Trust is the key to team success

You may consider yourself a great leader, with a team who respects you and does as you ask, but one of the key currencies that teams trade on is trust.

If trust isn’t shared between the team and its leader, you’ve got no solid basis to build your future success on. And if your team doesn’t have faith in you, then it’s up to you, as the leader, to work on rectifying that – and quickly!

I’ve found, as a leader, that the more honest and authentic I am, the more genuine my team can be with me. They’ll more readily share their highs, their lows, their goals, and their worries. And that means we have a much closer working relationship, we’re more productive and, I think, we all just feel so much more motivated to come to work every day!

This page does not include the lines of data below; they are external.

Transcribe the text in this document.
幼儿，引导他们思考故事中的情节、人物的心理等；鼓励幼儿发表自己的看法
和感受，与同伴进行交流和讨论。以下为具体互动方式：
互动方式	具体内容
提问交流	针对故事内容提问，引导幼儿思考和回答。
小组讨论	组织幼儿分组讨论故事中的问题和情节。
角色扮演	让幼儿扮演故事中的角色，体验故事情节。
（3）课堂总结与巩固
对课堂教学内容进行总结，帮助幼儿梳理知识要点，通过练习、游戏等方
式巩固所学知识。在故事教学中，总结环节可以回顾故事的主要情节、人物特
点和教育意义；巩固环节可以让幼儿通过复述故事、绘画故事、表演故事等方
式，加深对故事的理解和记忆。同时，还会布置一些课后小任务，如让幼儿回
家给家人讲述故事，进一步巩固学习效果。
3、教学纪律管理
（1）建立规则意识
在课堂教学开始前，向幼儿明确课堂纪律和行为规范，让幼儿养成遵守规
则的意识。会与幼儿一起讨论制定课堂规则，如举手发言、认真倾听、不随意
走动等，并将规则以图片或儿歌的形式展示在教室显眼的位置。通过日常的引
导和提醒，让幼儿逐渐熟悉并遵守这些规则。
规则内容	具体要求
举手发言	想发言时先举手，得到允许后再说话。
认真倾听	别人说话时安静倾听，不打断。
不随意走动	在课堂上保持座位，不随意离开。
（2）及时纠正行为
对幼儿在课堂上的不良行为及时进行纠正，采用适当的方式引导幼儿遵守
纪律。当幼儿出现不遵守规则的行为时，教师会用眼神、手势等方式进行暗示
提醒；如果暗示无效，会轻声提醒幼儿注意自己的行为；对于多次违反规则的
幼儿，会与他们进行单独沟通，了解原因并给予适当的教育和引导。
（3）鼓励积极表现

So, if you feel that your team is lacking a little faith, have a really honest think about why that could be. Are you new to the team, and yet to prove your leadership mettle? Have you, in the past, kept information from them, changed the goal at the last minute, or even given promotions without being totally transparent about your reasoning? All of these are going to erode the trust your team feels they are able to place in you.

 

Trust can be eroded by:

  • Giving unequal attention/development/rewards. You can’t just be fair – you have to be openly and demonstrably fair. You need to be beyond reproach when it comes to rewarding your team with bonuses, promotions, or development. But you knew that already – maybe you just forget to thoroughly explain your decision making process though, and that’s an easy fix.
  • Being an information gatekeeper. There may have been a good reason for you not delivering on a promise, but did you honestly and quickly explain the situation to your team? Leaders often have to tread a fine line between the decision makers above them and the people below. Unfair though it may be, you’re the person that will be held accountable by the team. Being as transparent as possible with them will help to reassure them that you’re on their side and willing to go into battle for them in the face of difficulty or change.
  • Indiscretion. Being the office gossip is a no-no for everyone, but in a leader with hiring and firing responsibilities it’s potentially destructive to careers and lives. It’s understandably natural to feel closer to some of your team members than others – after all, you may have worked together before you were promoted to leader – but you simply can’t give in to the all-too-human instinct to bond over the misfortunes of others. You are professional, discreet and beyond reproach. 

 

So, what are you going to do about it?

  • Show your team who you really are. You don’t have to put on your leadership hat when you step into the building! Nobody expects, or wants, you to become someone that you’re not. Your team will want to know where they stand with you, and they’ll appreciate consistency. Nothing is more difficult than not knowing who you will get when they talk to your manager on a daily basis; we’ve all been there at some point, and it’s a source of real anxiety. Don’t be that manager!
  • Feeling brave? Why not consider using a 360 degree feedback tool, like Discovery Full Circle. Yes, you may hear some things that you’d rather not, but I would guess that if you feel the need to ask for feedback, you may know deep down that things could be a little warmer in your team climate. And hey, you will probably also hear a lot of things that you like, or that you can use to help you develop your leadership style. It’s not a witch hunt, it’s an opportunity to find space to have an honest conversation about what kind of leadership works for your team.
  • Work the color energies. Your dominant color energy will affect your personal style, and how you are perceived by others.
    • A leader with lots of Cool Blue energy may be seen as a critical micromanager, meaning that your team feels you can’t trust them to make decisions.
    • Dominant Fiery Red energy could come off as rash and demanding. Your team may feel that you don’t trust them to deliver unless you set strict deadlines.
    • Sunshine Yellow leaders may be seen as flighty and lacking in perseverance, and your team may feel that they can’t trust you to stick to one set course of action.
    • Earth Green leadership could potentially gain a reputation for being unwilling to share information and indecisive. Your team could feel excluded and devalued.

 

So have a long, hard think about how you display trust in your team, and how they might perceive trustworthiness in you. The answers may not always be easy, but the work you do now will stand you in good stead for team success.